Although the relationship with her mother could never be replaced, my mom chose to focus on her relationship with her own children. Even though she has forgiven, my mom has never had closure because it is uncertain whether her mother is living or deceased. As she closed her letter, my mom cried and prayed for a sign that her mother could somehow see or feel what my mom was feeling… that she somehow knew my mom loved her in spite of everything.
Ironically, that sign would come in the form of a letter. A letter from her daughter. A daughter who bears her mother’s name.
When my mother received my letter, she immediately called me. She was stunned that our letters were written on the same day. It was her sign, loud and clear. My mother keeps both letters in her journal to this day.
I called my mother today and asked her to read both letters to me over the phone. As we talked about it, my mom noticed that she wasn’t as emotional as she had been on that day. I suppose more healing has taken place since then. And I decided to call this The Letter (singular) because I saw whatever we had experienced individually on that day as parts of one event.
My mother called me today and I could tell by her tone she had something important to tell me. She said she had to tell me about an almost spiritual moment she had, that she knew I would understand. I could hear the emotion in her voice as she began her story.
She had gone to have her hair done, which she normally doesn’t do during the week. When she arrived, another woman was in her hairdresser’s chair. The woman had long salt-and-pepper hair which she was having blown dry. She was apologetic because she had been a walk-in and she knew she was cutting into my mother’s appointment time. My mother was happy to be out of the house for awhile and assured the woman it was fine.

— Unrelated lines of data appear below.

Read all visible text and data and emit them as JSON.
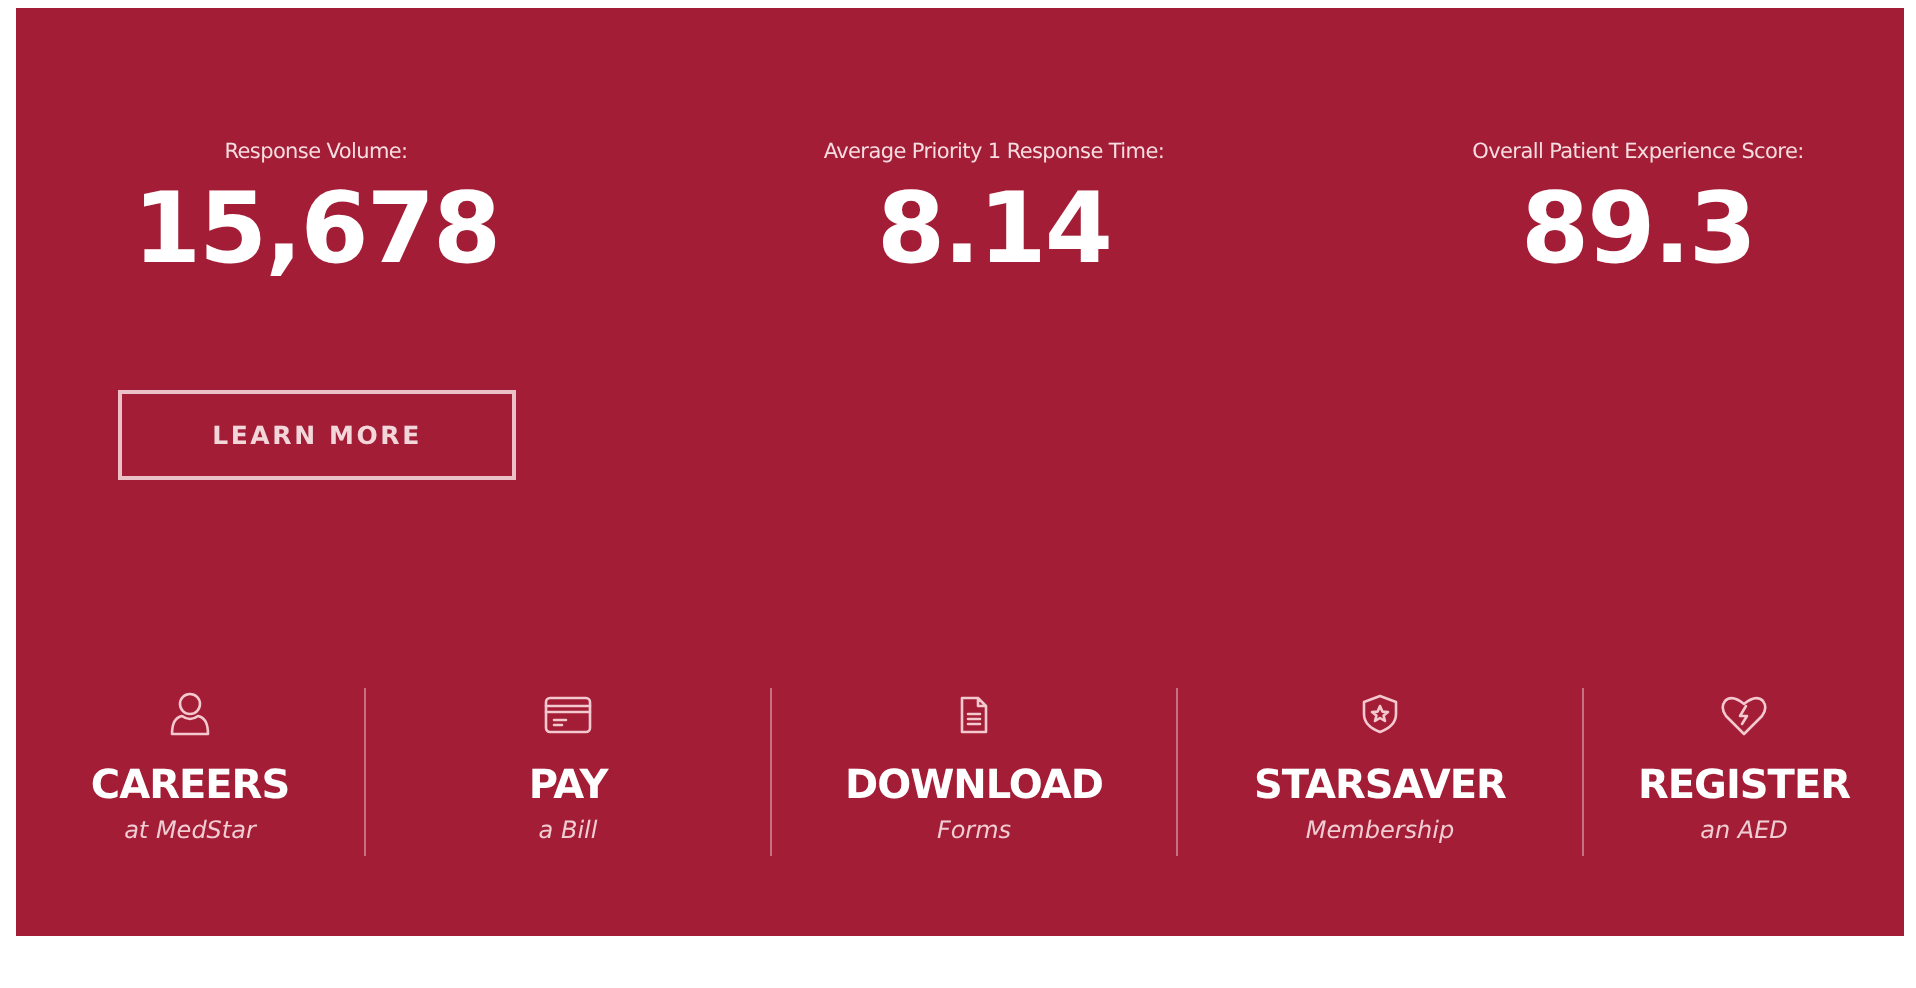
{
  "stats": [
    {
      "label": "Response Volume:",
      "value": "15,678"
    },
    {
      "label": "Average Priority 1 Response Time:",
      "value": "8.14"
    },
    {
      "label": "Overall Patient Experience Score:",
      "value": "89.3"
    }
  ],
  "learn_more_button": "LEARN MORE",
  "quick_links": [
    {
      "title": "CAREERS",
      "subtitle": "at MedStar"
    },
    {
      "title": "PAY",
      "subtitle": "a Bill"
    },
    {
      "title": "DOWNLOAD",
      "subtitle": "Forms"
    },
    {
      "title": "STARSAVER",
      "subtitle": "Membership"
    },
    {
      "title": "REGISTER",
      "subtitle": "an AED"
    }
  ]
}
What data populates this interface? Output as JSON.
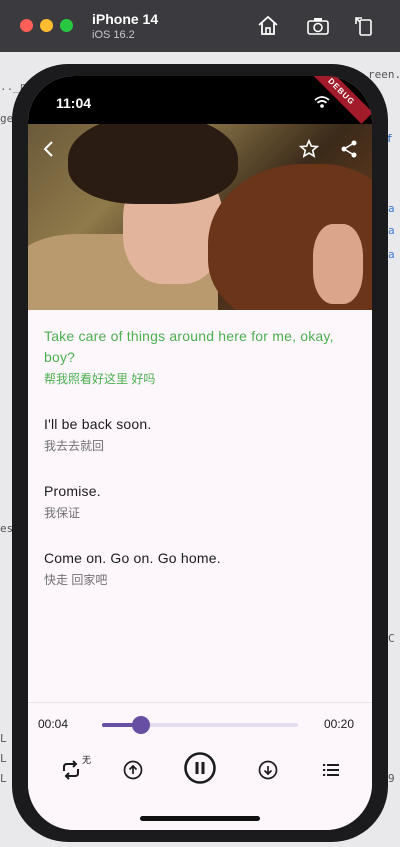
{
  "simulator": {
    "device": "iPhone 14",
    "os": "iOS 16.2",
    "icons": [
      "home-icon",
      "screenshot-icon",
      "rotate-icon"
    ]
  },
  "status_bar": {
    "time": "11:04",
    "debug_banner": "DEBUG"
  },
  "header": {
    "icons": [
      "back-icon",
      "star-icon",
      "share-icon"
    ]
  },
  "subtitles": [
    {
      "en": "Take care of things around here for me, okay, boy?",
      "zh": "帮我照看好这里 好吗",
      "active": true
    },
    {
      "en": "I'll be back soon.",
      "zh": "我去去就回",
      "active": false
    },
    {
      "en": "Promise.",
      "zh": "我保证",
      "active": false
    },
    {
      "en": "Come on. Go on. Go home.",
      "zh": "快走 回家吧",
      "active": false
    }
  ],
  "player": {
    "current_time": "00:04",
    "duration": "00:20",
    "progress_fraction": 0.2,
    "loop_mode_label": "无",
    "controls": [
      "loop-icon",
      "previous-icon",
      "pause-icon",
      "next-icon",
      "list-icon"
    ]
  },
  "colors": {
    "active_text": "#4caf50",
    "accent": "#6750a4",
    "debug_banner": "#a11b2a"
  }
}
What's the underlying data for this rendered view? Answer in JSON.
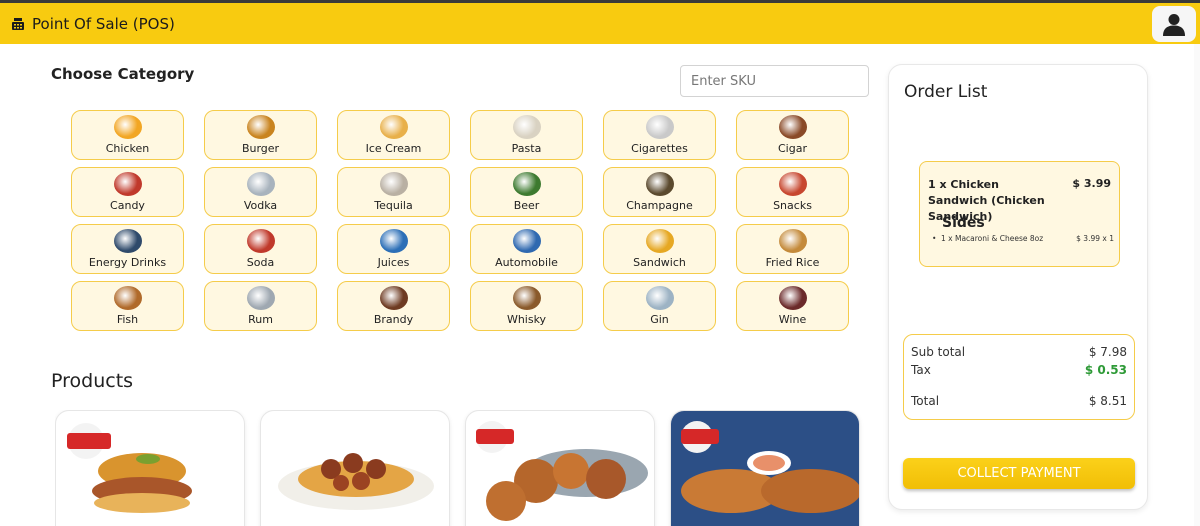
{
  "app": {
    "title": "Point Of Sale (POS)"
  },
  "categories_section": {
    "title": "Choose Category"
  },
  "search": {
    "placeholder": "Enter SKU",
    "value": ""
  },
  "categories": [
    {
      "label": "Chicken",
      "icon": "chicken-icon",
      "color": "#f2a623"
    },
    {
      "label": "Burger",
      "icon": "burger-icon",
      "color": "#c9841f"
    },
    {
      "label": "Ice Cream",
      "icon": "ice-cream-icon",
      "color": "#e8b04a"
    },
    {
      "label": "Pasta",
      "icon": "pasta-icon",
      "color": "#d9d2c2"
    },
    {
      "label": "Cigarettes",
      "icon": "cigarettes-icon",
      "color": "#c9c9c9"
    },
    {
      "label": "Cigar",
      "icon": "cigar-icon",
      "color": "#8a4a28"
    },
    {
      "label": "Candy",
      "icon": "candy-icon",
      "color": "#c0392b"
    },
    {
      "label": "Vodka",
      "icon": "vodka-icon",
      "color": "#a8b3bd"
    },
    {
      "label": "Tequila",
      "icon": "tequila-icon",
      "color": "#b9b0a3"
    },
    {
      "label": "Beer",
      "icon": "beer-icon",
      "color": "#3d7a2f"
    },
    {
      "label": "Champagne",
      "icon": "champagne-icon",
      "color": "#5b4a2e"
    },
    {
      "label": "Snacks",
      "icon": "snacks-icon",
      "color": "#c7472f"
    },
    {
      "label": "Energy Drinks",
      "icon": "energy-drinks-icon",
      "color": "#2f4a6b"
    },
    {
      "label": "Soda",
      "icon": "soda-icon",
      "color": "#c0392b"
    },
    {
      "label": "Juices",
      "icon": "juices-icon",
      "color": "#2c6fb7"
    },
    {
      "label": "Automobile",
      "icon": "automobile-icon",
      "color": "#2f69b0"
    },
    {
      "label": "Sandwich",
      "icon": "sandwich-icon",
      "color": "#e6a823"
    },
    {
      "label": "Fried Rice",
      "icon": "fried-rice-icon",
      "color": "#c48a3a"
    },
    {
      "label": "Fish",
      "icon": "fish-icon",
      "color": "#b06a2a"
    },
    {
      "label": "Rum",
      "icon": "rum-icon",
      "color": "#9fa8b1"
    },
    {
      "label": "Brandy",
      "icon": "brandy-icon",
      "color": "#6e3b22"
    },
    {
      "label": "Whisky",
      "icon": "whisky-icon",
      "color": "#8a5a2b"
    },
    {
      "label": "Gin",
      "icon": "gin-icon",
      "color": "#9db3c4"
    },
    {
      "label": "Wine",
      "icon": "wine-icon",
      "color": "#6b2a2a"
    }
  ],
  "products_section": {
    "title": "Products"
  },
  "products": [
    {
      "name": "chicken-sandwich",
      "icon": "chicken-sandwich-image"
    },
    {
      "name": "spaghetti-meatballs",
      "icon": "spaghetti-image"
    },
    {
      "name": "fried-chicken",
      "icon": "fried-chicken-image"
    },
    {
      "name": "chicken-tenders",
      "icon": "chicken-tenders-image"
    }
  ],
  "order": {
    "title": "Order List",
    "items": [
      {
        "name": "1 x Chicken Sandwich (Chicken Sandwich)",
        "price": "$ 3.99",
        "sides_label": "Sides",
        "sides": [
          {
            "bullet": "•",
            "name": "1 x Macaroni & Cheese 8oz",
            "price": "$ 3.99 x 1"
          }
        ]
      }
    ],
    "totals": {
      "subtotal_label": "Sub total",
      "subtotal": "$ 7.98",
      "tax_label": "Tax",
      "tax": "$ 0.53",
      "total_label": "Total",
      "total": "$ 8.51"
    },
    "collect_label": "COLLECT PAYMENT"
  },
  "colors": {
    "accent": "#f8cb10",
    "tax": "#2e9a37",
    "chip_bg": "#fff8e1",
    "chip_border": "#f5cc4a"
  }
}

My mother, who claims she is not good with names, readily remembered Karen’s. Karen explained the she was going to donate her hair, as she had been diagnosed with a brain tumor. But first, she was going to go out to a local state park to have her picture taken for her memorial service and she wanted her hair to look nice for the picture.
My mother was surprised that this woman that she had only met minutes before was sharing these intimate details of her life, and impending death, but she just listened. Karen had been a writer for the Chicago Tribune. She had a falling out with her family, so she had moved here to the south. She added that her family has since mended their relationships, yet she is still here alone.
She had only been diagnosed the week before, yet was carrying a binder with the plans for the memorial. Karen shared her music playlist for the service, which included a couple of Beatles tunes, and (One-Eyed, One-Horned, Flying) Purple People Eater. She’s obviously maintained a sense of humor.
She is sixty.
My mother connected with Karen in many ways. We had lived in the Chicago area. My youngest son is a Beatles buff. And my mom knew about illness. She has been caregiver to several people the past few years, and is now caring for my step-father who is living with COPD.
Taking care of people that are sick has heightened my mother’s sense of compassion and her appreciation for life. It has also reinforced her priorities. My mother said she didn’t ask Karen questions, except whether she had family.
When Karen’s hair was done, she told my mother that she needed a hug. My mother hugged her for what seemed like minutes, and Karen left.
My mother was so touched by this moment she shared with a complete stranger, that she had to share it with me. I could hear the tears in her voice, and knew that we share a gratitude for our family. We are always here for each other, in sickness and in health, and with hugs to spare. As for Karen, I don’t know what the rest of her journey looks like, but I think my mom made today a little better for her.